Przejdź do treści Przejdź do menu
poniedziałek, 30 grudnia 2024 napisz DONOS@
wiadomość pochodzi z www.radionadzieja.pl

Bp Stanisław Stefanek: Nigdy nie byłem agentem, mimo że nachodził mnie pracownik SB

- Nigdy nie byłem agentem SB – powiedział w piątek 16 listopada biskup łomżyński Stanisław Stefanek. Na antenie Diecezjalnego Radia Nadzieja w Łomży pasterz łomżyński skomentował artykuł Głosu Wielkopolskiego, którego dziennikarz sugerował, iż biskup Stefanek mógł być współpracownikiem Służby Bezpieczeństwa PRL.
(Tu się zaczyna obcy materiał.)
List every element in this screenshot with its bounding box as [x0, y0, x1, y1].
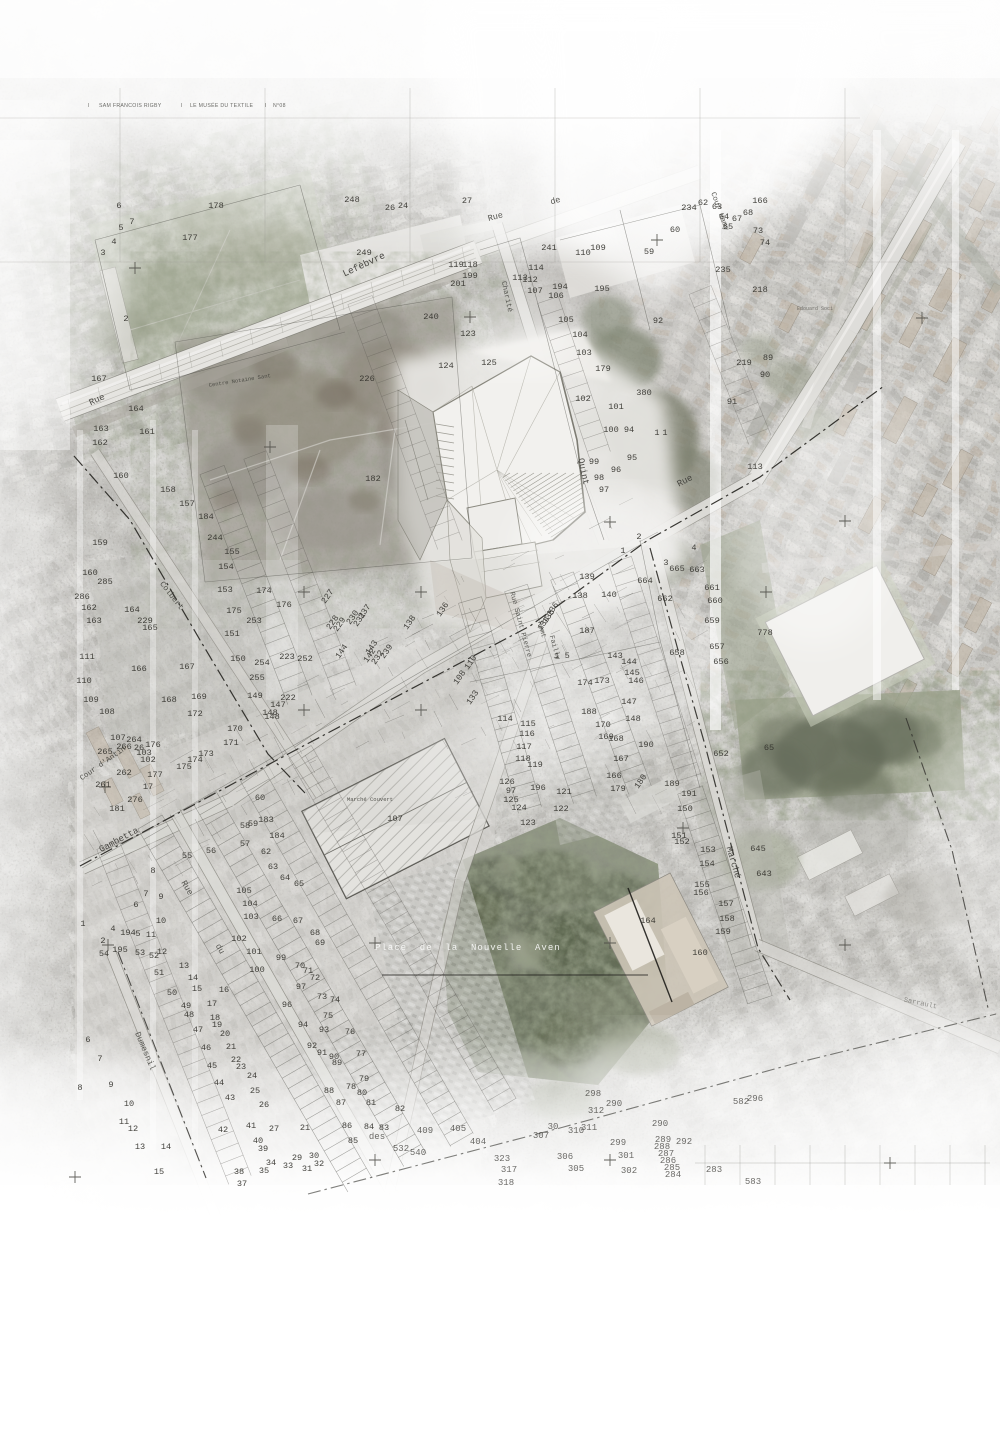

Pasterz Łomżyński zapewnił, że w niedzielę 18 listopada poprosi diecezjan o modlitwę za dziennikarza.- To normalny człowiek, ojciec dzieci, człowiek, który w każdą niedzielę jest w kościele – tak autora artykułu w Głosie Wielkopolskim ocenia biskup Stanisław Stefanek.
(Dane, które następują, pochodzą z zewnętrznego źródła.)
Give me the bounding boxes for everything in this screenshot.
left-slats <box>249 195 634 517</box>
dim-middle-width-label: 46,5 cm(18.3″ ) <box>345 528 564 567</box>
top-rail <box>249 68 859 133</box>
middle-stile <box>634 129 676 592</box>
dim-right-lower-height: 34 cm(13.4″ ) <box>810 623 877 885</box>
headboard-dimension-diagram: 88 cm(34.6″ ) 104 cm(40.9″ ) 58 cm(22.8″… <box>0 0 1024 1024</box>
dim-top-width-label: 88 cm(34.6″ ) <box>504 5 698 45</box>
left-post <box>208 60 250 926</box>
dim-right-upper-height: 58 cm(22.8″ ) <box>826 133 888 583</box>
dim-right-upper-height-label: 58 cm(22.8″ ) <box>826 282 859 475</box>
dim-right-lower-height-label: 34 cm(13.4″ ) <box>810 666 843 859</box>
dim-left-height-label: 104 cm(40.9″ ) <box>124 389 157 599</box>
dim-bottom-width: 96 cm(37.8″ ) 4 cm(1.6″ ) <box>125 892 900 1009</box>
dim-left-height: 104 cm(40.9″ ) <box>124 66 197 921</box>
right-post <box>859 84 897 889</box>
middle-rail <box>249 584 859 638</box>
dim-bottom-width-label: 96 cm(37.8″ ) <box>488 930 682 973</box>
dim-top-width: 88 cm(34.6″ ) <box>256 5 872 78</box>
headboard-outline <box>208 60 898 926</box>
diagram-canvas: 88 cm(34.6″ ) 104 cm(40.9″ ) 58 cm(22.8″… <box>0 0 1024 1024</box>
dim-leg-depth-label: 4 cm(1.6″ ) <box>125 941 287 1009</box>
 Pasterz stwierdził, że dziennikarz wzbudzał zaufanie, bo przedstawił się jako przyjaciel Chrystusowców. Hierarcha przyznał, że ma słabość do dziennikarzy, którzy często proszą go o wywiady i życzenia, ale „okazuje się, że trzeba za to płacić frycowe”. - Pod płaszczykiem dziennikarstwa, w owczej skórze, przychodzą też wilki – stwierdzi biskup Stanisław Stefanek. Dziennikarz przeredagował artykuł po swojemu, przychodząc do Mnie miał  już gotowy schemat - dodał

Pasterz łomżyński przyznał, że był przesłuchiwany przez SB i nigdy tego nie ukrywał. Gdy był wikariuszem generalnym w Towarzystwie Chrystusowców, pod koniec lat 70, zakonników często nachodzili funkcjonariusze. - Miałem takiego „patrona”, który nie tylko mnie przesłuchiwał, nazywano go niezbyt elegancko - „świński blondyn” - wspominał biskup.
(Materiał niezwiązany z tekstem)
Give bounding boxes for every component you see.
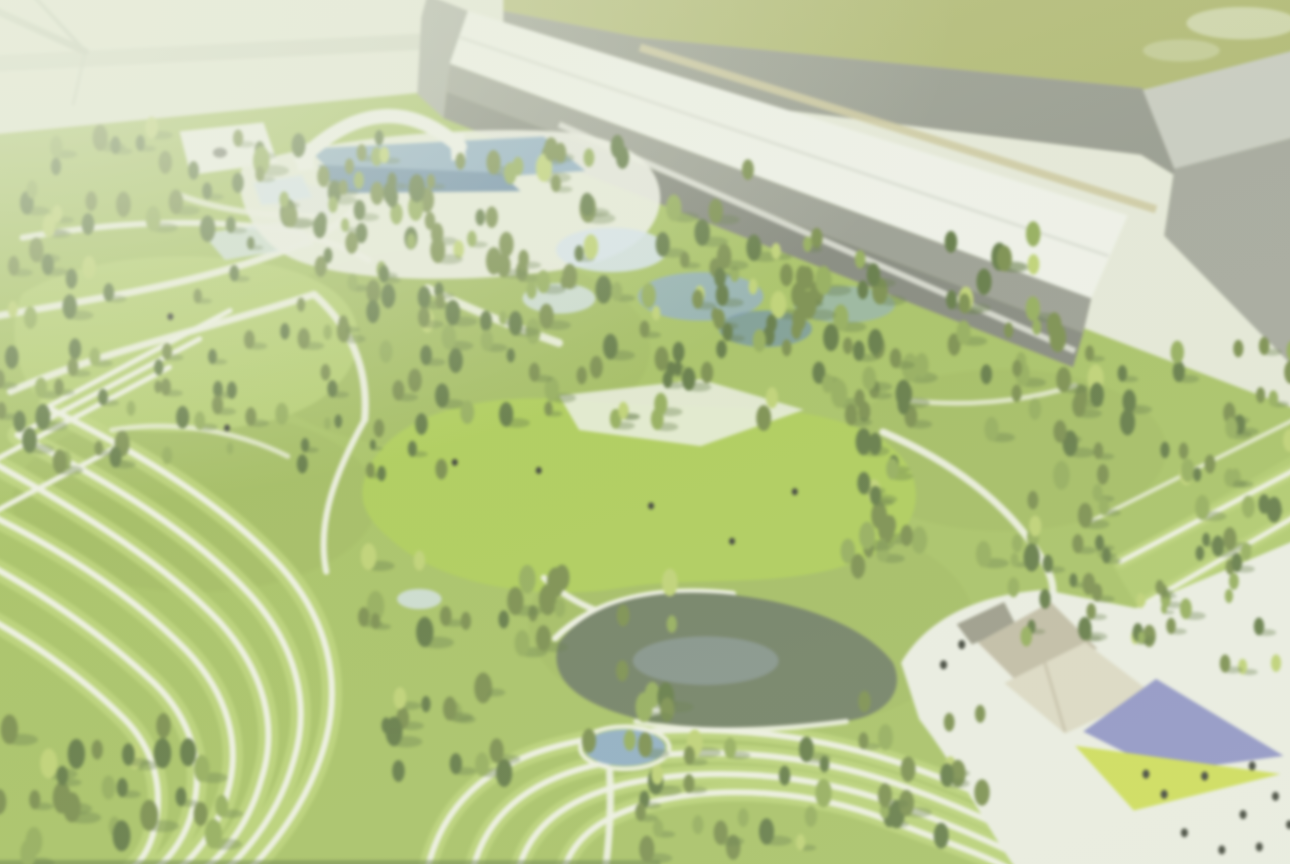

Powiedział, że jego wizyty były zapowiedziane, działał aktywnie, nawet szantażował kleryków. Ordynariusz łomżyński podkreślił, że ten fragment materiału go nie dziwi, bo faktycznie przesłuchania się odbywały, ale dodał, że w zupełnie innych warunkach niż przesłuchania AK-owców. - Nas nie bito, nie przesłuchiwano w piwnicach UB-eckich, ale w naszych gabinetach przedstawiano nam listę zarzutów – mówił biskup Stefanek.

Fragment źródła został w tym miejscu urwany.